Recommendation: if protecting more than one site to the same Recovery site, make sure that VM naming conventions are unique across and between sites to avoid inventory conflict should more than one site need to use the Recovery site at the same time.
Practice – inventory mappings to the Recovery SDDC
PGs are the basic building blocks for the inventory specified for failover (and failback) for DR plans. All VMs in a PG are processed by the Orchestrator when that PG is included in a DR plan. In the construction of the DR plan, you will need to establish mappings (folders, resources, networks) for each VM in the PG inventory. The source side of the mapping will be discovered by the Orchestrator, the destination side targets will need to be created in the Recovery SDDC before the mapping can be established in the DR plan.
Note that currently, DR plan mappings are a 1-1 relationship. You cannot map multiple source (Protected Site) items onto the same (Recovery Site) destination items.
Recommendation: create the Recovery SDDC mapping targets (networks, folders, and resources) before constructing the DR plan, otherwise you may need to exit the plan construction simply to add another desired folder, resource group or network target for the desired mappings.
Practice – what to protect – what not to protect
VMware Cloud Disaster Recovery protects VMs that are in the vCenter inventory that has been registered for a Protected Site and whose VMDK files reside on a supported datastore and VM configuration. For the most part, this covers a broad range of application VMs, but there are some considerations for what to exclude from a VMware Cloud DR snapshot protection method.

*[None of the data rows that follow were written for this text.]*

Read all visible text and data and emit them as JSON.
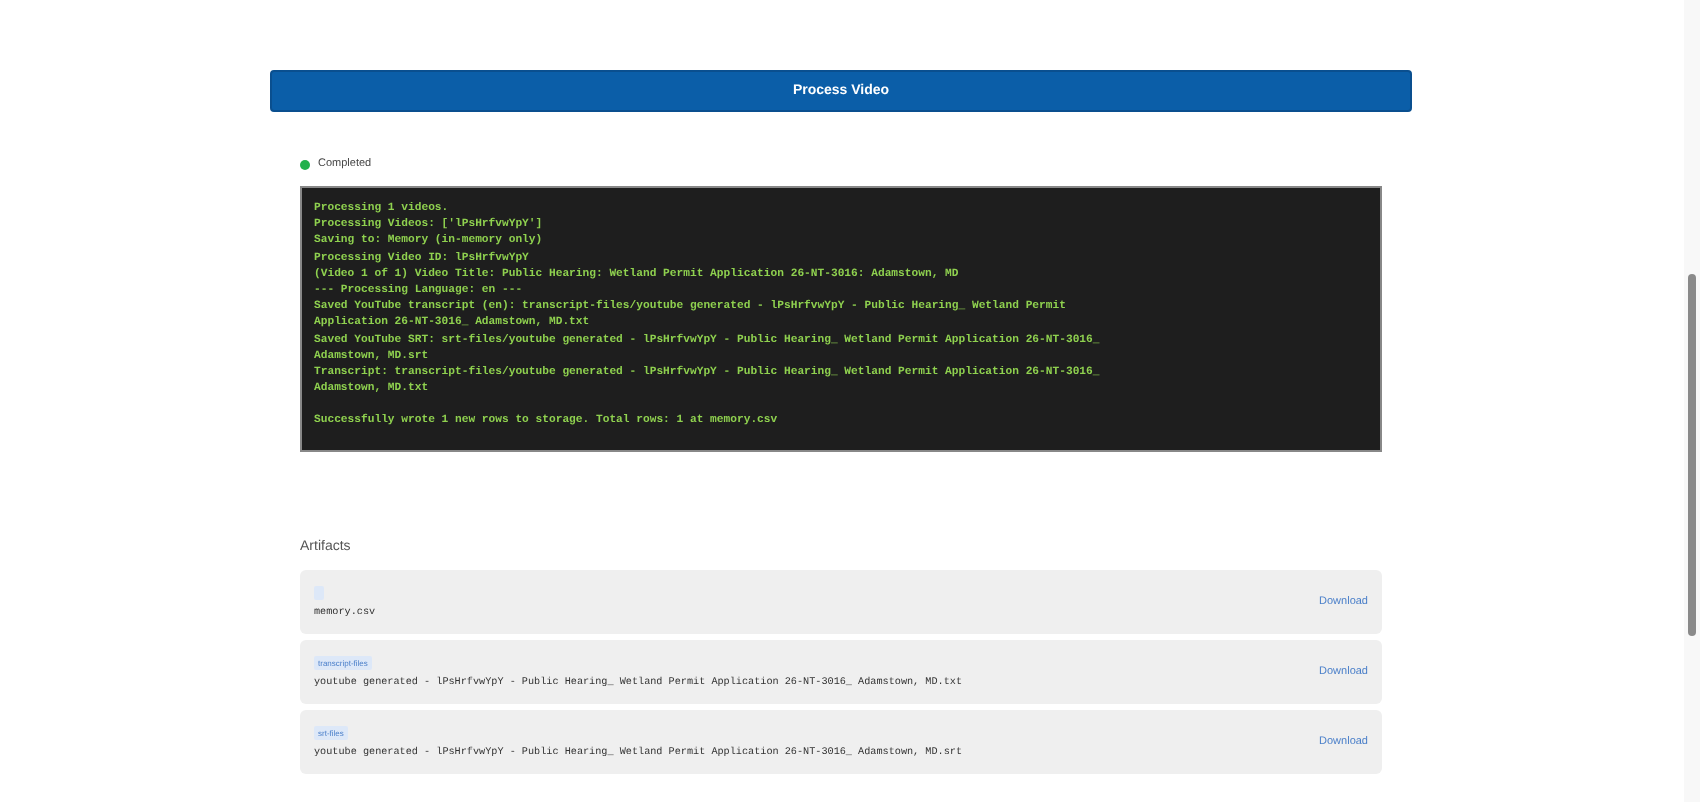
{
  "process_button": {
    "label": "Process Video"
  },
  "status": {
    "label": "Completed",
    "color": "#22b14c"
  },
  "log": {
    "lines": [
      "Processing 1 videos.",
      "Processing Videos: ['lPsHrfvwYpY']",
      "Saving to: Memory (in-memory only)",
      "Processing Video ID: lPsHrfvwYpY",
      "(Video 1 of 1) Video Title: Public Hearing: Wetland Permit Application 26-NT-3016: Adamstown, MD",
      "--- Processing Language: en ---",
      "Saved YouTube transcript (en): transcript-files/youtube generated - lPsHrfvwYpY - Public Hearing_ Wetland Permit",
      "Application 26-NT-3016_ Adamstown, MD.txt",
      "Saved YouTube SRT: srt-files/youtube generated - lPsHrfvwYpY - Public Hearing_ Wetland Permit Application 26-NT-3016_",
      "Adamstown, MD.srt",
      "Transcript: transcript-files/youtube generated - lPsHrfvwYpY - Public Hearing_ Wetland Permit Application 26-NT-3016_",
      "Adamstown, MD.txt"
    ],
    "summary": "Successfully wrote 1 new rows to storage. Total rows: 1 at memory.csv"
  },
  "artifacts": {
    "title": "Artifacts",
    "items": [
      {
        "name": "memory.csv",
        "action": "Download"
      },
      {
        "tag": "transcript-files",
        "name": "youtube generated - lPsHrfvwYpY - Public Hearing_ Wetland Permit Application 26-NT-3016_ Adamstown, MD.txt",
        "action": "Download"
      },
      {
        "tag": "srt-files",
        "name": "youtube generated - lPsHrfvwYpY - Public Hearing_ Wetland Permit Application 26-NT-3016_ Adamstown, MD.srt",
        "action": "Download"
      }
    ]
  }
}
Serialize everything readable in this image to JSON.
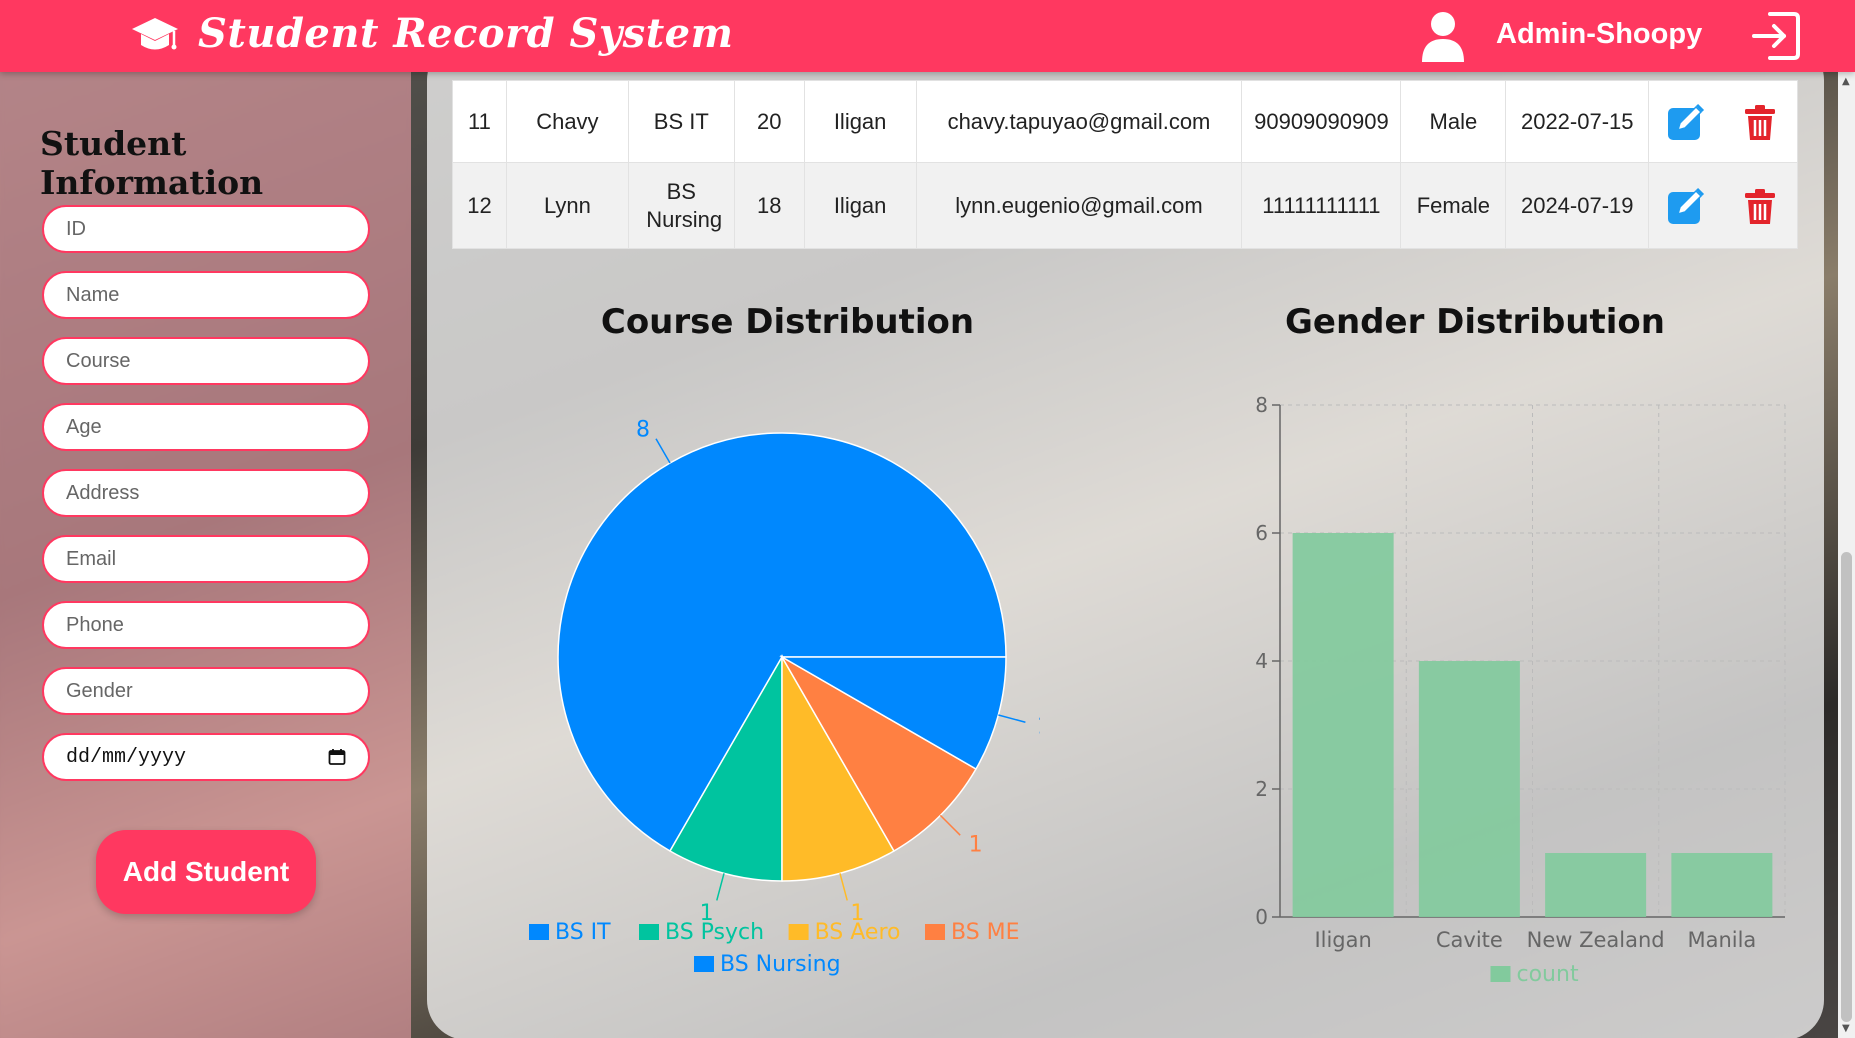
{
  "header": {
    "title": "Student Record System",
    "user_name": "Admin-Shoopy",
    "logo_icon": "graduation-cap-icon",
    "user_icon": "user-icon",
    "logout_icon": "logout-icon",
    "brand_color": "#ff3860"
  },
  "sidebar": {
    "title": "Student Information",
    "fields": {
      "id": "ID",
      "name": "Name",
      "course": "Course",
      "age": "Age",
      "address": "Address",
      "email": "Email",
      "phone": "Phone",
      "gender": "Gender"
    },
    "date_placeholder": "dd/mm/yyyy",
    "add_button": "Add Student"
  },
  "table": {
    "rows": [
      {
        "id": "11",
        "name": "Chavy",
        "course": "BS IT",
        "age": "20",
        "address": "Iligan",
        "email": "chavy.tapuyao@gmail.com",
        "phone": "90909090909",
        "gender": "Male",
        "date": "2022-07-15"
      },
      {
        "id": "12",
        "name": "Lynn",
        "course": "BS Nursing",
        "age": "18",
        "address": "Iligan",
        "email": "lynn.eugenio@gmail.com",
        "phone": "11111111111",
        "gender": "Female",
        "date": "2024-07-19"
      }
    ]
  },
  "chart_data": [
    {
      "type": "pie",
      "title": "Course Distribution",
      "categories": [
        "BS IT",
        "BS Psych",
        "BS Aero",
        "BS ME",
        "BS Nursing"
      ],
      "values": [
        8,
        1,
        1,
        1,
        1
      ],
      "colors": [
        "#0088fe",
        "#00c49f",
        "#ffbb28",
        "#ff8042",
        "#0088fe"
      ],
      "legend": "bottom"
    },
    {
      "type": "bar",
      "title": "Gender Distribution",
      "categories": [
        "Iligan",
        "Cavite",
        "New Zealand",
        "Manila"
      ],
      "series": [
        {
          "name": "count",
          "values": [
            6,
            4,
            1,
            1
          ]
        }
      ],
      "ylim": [
        0,
        8
      ],
      "yticks": [
        0,
        2,
        4,
        6,
        8
      ],
      "grid": true,
      "legend": "bottom",
      "color": "#82ca9d"
    }
  ]
}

It is always good to check the latest documentation and release notes, but the following list identifies many situations that are not covered by VMware Cloud DR snapshots:
- RDMs, Guest Attached, independent disks, and non-Datastore disks
- Service VMs included Tanzu containers
- Windows 11 VMs
- Any VM configured with vTPM
- Shared disks and clustered VMs
Recommendation: Review the inventory that is required for disaster recovery and identify alternate methods (e.g., application level, HCX, etc.) that can be used to enable DR for VMs that are required but not supported with VMware Cloud DR methods.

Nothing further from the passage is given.